Proposed mechanisms of α-synuclein cell-to-cell propagation and application of candidate therapeutic strategies. A schematic representation of α-synuclein transfer from neurons to neurons (purple) or to oligodendrocytes (blue) via various mechanisms: (A) Neuronal receptors (i.e., LAG3) interact with extracellular α-synuclein and mediate its internalization via endocytosis. Antibodies against these receptors effectively inhibit α-synuclein propagation. (B) Neuronally-derived, free or exosomal-bound α-synuclein enters neighboring neurons or oligodendrocytes. (C) α-synuclein is taken-up by cells via passive diffusion or direct penetration of their plasma membrane. (D) Clathrin- or dynamin- mediated endocytosis is responsible for α-synuclein internalization in neurons and oligodendrocytes. Inhibitors targeting these endocytic pathways have been effectively used. (E) Heparan Sulfate ProteoGlycans (HSPGs) regulate α-synuclein uptake via macropinocytosis in neurons and oligodendrocytes. Disruption of HSPGs by chemical molecules (heparin or chloral hydrate) inhibits α-synuclein uptake by cells. (F) Tunneling nanotubes (thin membranous bridges) have been also proposed as a possible cell-to-cell transmission mechanism of α-synuclein. (G) siRNAs (small interfere RNAs) designed against α-synuclein mRNA are used for the reduction of α-synuclein production as an effective therapeutic strategy. (H) α-synuclein entrance in neuronal or oligodendroglial cells is followed by its aggregation and the spread of α-synuclein pathology (seeding), finally leading to the formation of aberrant protein species. Various antibodies targeting the NAC or the C-terminal region of α-synuclein and chemical molecules and compounds (i.e., NPT200–11, NPT100-18A, NPT088 etc.) inhibiting α-synuclein aggregation have been used to prevent α-synuclein misfolding.

FIGURE 4

Immunotherapy approaches against α-synuclein. (A) Thermodynamically unstable monomers of α-synuclein misfold and aggregate into pathological species.

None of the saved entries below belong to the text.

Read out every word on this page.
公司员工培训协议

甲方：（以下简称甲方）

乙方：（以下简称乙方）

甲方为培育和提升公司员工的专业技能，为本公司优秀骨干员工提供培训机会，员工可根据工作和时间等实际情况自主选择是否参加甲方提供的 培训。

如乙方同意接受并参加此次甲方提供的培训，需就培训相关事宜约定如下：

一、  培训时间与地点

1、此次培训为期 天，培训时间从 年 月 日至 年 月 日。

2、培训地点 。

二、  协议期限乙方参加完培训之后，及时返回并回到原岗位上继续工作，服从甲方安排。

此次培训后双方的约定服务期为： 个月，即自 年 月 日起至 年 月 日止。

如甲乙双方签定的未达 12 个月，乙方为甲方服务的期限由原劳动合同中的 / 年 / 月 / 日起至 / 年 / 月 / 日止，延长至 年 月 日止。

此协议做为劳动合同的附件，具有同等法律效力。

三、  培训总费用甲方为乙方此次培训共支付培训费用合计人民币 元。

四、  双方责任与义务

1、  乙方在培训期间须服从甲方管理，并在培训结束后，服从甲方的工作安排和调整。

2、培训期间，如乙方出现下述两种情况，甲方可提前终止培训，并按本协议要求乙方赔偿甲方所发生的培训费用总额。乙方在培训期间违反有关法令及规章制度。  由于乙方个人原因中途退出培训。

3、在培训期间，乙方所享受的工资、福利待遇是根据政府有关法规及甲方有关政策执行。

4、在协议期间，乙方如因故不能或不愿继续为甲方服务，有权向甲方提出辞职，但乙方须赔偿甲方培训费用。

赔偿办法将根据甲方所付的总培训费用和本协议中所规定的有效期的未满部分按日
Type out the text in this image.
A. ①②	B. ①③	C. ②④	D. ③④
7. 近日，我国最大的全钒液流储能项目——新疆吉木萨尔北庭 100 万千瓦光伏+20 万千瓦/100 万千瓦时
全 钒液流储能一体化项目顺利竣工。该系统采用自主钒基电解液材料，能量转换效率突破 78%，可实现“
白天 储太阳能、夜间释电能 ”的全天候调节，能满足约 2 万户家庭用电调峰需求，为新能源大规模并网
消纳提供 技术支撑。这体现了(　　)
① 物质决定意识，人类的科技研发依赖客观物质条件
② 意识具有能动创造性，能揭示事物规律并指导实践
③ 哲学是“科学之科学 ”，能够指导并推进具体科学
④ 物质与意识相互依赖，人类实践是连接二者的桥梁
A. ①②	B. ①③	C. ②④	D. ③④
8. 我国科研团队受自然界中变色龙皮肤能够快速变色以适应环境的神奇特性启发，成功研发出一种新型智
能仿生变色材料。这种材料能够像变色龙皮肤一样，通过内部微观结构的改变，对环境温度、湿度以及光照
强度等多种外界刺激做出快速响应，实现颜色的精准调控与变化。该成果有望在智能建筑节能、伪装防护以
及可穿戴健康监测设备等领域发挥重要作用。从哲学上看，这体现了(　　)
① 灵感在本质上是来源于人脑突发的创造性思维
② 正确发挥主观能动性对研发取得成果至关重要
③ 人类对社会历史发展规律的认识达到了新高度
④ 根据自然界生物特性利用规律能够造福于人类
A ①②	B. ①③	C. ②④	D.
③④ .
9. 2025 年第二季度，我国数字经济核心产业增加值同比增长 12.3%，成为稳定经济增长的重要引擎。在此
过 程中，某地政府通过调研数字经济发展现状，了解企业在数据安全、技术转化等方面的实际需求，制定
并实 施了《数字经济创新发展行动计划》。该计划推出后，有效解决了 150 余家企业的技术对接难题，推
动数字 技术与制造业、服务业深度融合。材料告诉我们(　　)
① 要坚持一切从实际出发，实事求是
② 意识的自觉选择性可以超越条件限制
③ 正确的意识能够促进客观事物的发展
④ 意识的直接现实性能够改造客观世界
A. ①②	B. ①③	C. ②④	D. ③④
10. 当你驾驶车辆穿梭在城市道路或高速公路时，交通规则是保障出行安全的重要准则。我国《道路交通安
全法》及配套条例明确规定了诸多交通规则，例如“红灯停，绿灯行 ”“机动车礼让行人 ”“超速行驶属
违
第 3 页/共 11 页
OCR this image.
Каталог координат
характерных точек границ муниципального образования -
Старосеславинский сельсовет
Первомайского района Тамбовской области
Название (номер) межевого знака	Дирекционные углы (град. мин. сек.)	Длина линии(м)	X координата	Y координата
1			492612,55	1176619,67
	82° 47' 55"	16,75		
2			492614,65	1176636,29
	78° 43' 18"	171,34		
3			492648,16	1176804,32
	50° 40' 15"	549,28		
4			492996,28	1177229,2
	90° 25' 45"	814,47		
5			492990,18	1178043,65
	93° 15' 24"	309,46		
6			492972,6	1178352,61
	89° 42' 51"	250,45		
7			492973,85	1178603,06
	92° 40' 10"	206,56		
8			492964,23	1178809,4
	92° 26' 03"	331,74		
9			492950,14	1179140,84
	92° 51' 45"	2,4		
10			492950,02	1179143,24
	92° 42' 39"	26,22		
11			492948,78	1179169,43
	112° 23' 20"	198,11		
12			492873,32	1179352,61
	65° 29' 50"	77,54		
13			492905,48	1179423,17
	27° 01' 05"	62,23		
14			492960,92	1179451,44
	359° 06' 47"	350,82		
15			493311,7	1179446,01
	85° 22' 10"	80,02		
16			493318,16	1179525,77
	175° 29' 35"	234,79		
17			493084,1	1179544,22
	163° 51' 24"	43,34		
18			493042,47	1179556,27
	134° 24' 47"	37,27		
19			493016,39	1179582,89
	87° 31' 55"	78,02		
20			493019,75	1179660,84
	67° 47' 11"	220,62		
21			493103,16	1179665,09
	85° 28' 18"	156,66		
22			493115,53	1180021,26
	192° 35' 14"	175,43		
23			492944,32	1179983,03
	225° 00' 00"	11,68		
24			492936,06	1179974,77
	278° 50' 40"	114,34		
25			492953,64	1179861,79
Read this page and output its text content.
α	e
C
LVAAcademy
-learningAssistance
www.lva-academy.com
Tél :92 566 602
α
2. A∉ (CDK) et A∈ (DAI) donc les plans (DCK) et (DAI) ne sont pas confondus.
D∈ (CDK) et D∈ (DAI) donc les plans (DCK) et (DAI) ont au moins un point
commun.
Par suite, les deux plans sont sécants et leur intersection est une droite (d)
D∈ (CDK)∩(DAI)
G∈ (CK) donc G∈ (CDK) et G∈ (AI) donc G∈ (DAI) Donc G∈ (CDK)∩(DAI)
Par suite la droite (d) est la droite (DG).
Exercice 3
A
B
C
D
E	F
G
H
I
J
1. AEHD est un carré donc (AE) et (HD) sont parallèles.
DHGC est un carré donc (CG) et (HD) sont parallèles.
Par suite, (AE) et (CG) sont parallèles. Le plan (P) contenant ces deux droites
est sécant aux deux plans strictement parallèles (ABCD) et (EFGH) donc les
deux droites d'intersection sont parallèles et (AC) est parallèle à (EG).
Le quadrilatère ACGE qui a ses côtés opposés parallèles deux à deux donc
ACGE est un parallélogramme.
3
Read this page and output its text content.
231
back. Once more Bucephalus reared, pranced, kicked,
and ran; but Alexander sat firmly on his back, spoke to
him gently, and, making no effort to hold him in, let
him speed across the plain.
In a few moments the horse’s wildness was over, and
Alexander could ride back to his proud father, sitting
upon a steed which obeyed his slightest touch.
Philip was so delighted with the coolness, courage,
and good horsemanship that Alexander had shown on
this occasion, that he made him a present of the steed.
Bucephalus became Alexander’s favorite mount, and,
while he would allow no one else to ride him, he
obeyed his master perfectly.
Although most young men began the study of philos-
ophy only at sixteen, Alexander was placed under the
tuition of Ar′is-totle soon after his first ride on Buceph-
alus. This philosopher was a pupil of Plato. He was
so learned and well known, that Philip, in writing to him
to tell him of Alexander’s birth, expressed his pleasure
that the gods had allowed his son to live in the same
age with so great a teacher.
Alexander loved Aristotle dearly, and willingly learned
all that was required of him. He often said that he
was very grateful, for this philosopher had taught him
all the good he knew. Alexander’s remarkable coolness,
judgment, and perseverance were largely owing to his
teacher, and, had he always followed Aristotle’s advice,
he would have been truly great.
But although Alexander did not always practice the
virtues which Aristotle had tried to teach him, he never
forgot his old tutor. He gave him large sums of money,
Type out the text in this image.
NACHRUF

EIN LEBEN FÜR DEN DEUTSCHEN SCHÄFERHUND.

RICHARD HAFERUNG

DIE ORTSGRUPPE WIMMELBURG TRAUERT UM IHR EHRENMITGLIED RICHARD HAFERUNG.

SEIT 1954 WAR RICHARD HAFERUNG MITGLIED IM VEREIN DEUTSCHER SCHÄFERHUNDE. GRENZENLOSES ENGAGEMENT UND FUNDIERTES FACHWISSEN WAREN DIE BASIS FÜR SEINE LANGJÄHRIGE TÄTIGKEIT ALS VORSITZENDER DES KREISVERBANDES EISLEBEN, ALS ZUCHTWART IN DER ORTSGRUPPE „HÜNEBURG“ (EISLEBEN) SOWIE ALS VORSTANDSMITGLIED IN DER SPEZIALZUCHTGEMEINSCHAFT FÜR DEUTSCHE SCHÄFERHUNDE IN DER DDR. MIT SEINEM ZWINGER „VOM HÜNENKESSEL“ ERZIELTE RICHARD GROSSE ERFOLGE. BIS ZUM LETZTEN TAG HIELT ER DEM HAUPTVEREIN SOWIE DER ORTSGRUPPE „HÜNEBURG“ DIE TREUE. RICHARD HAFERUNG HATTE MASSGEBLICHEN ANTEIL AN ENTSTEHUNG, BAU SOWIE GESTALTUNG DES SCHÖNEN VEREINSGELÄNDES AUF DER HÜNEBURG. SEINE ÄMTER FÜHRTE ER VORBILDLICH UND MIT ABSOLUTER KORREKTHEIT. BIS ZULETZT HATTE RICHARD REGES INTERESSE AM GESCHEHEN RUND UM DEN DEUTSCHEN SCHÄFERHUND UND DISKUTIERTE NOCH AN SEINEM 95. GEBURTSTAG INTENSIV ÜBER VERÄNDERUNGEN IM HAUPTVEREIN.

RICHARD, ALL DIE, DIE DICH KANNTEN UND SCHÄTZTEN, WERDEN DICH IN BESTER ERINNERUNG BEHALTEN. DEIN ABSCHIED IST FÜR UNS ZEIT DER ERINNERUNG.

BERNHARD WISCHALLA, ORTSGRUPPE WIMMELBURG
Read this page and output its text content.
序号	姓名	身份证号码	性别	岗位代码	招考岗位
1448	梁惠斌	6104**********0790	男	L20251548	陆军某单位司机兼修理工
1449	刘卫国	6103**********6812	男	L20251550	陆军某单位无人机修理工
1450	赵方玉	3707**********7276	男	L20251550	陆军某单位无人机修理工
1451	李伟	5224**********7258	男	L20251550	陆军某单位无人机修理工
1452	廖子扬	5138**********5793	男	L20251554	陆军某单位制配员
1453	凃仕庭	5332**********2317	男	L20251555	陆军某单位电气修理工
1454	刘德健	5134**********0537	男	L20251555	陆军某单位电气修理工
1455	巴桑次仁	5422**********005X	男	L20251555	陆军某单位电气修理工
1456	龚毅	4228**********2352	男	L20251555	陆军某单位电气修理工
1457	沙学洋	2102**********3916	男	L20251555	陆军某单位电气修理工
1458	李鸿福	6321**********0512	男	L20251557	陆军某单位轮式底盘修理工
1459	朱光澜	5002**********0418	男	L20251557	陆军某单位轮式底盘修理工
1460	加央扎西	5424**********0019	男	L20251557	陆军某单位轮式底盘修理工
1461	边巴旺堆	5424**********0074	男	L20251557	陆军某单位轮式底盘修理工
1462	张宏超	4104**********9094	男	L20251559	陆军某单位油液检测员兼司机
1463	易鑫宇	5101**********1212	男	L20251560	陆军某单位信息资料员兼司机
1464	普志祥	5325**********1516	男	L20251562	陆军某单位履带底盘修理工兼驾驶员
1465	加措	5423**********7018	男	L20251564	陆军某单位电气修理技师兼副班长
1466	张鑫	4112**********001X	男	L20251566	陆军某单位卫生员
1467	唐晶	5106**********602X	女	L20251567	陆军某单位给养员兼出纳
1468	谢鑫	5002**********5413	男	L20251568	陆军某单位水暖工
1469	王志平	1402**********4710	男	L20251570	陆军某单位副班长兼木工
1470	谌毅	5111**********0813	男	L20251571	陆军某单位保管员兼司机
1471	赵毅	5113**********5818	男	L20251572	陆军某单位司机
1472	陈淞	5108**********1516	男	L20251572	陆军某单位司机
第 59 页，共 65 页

The release of oligomeric and fibrillar α-synuclein into the extracellular space triggers α-synuclein propagation into non-affected cells, microglial activation and neuroinflammation. (B) Active or passive immunization mainly aims to lower the extracellular α-synuclein by microglial-mediated degradation and to prevent pathology propagation via antibody binding on receptors facilitating α-synuclein endocytosis. (C) The effective targeting of intracellular α-synuclein is achieved by antibody fragments paired with signaling peptides for endocytosis, or viral vector-derived antibody constructs, which are expressed within the cells. (D) The engineered intrabodies bind to α-synuclein toxic species and lead them to degradation through proteasomal or autophagic pathways. (E) Antibodies against immune system activation is another immunotherapy approach, which aims to reduce pro-inflammatory cytokine release, enhance anti-inflammatory microglial activity and, by that, prevent α-synuclein pathology progression.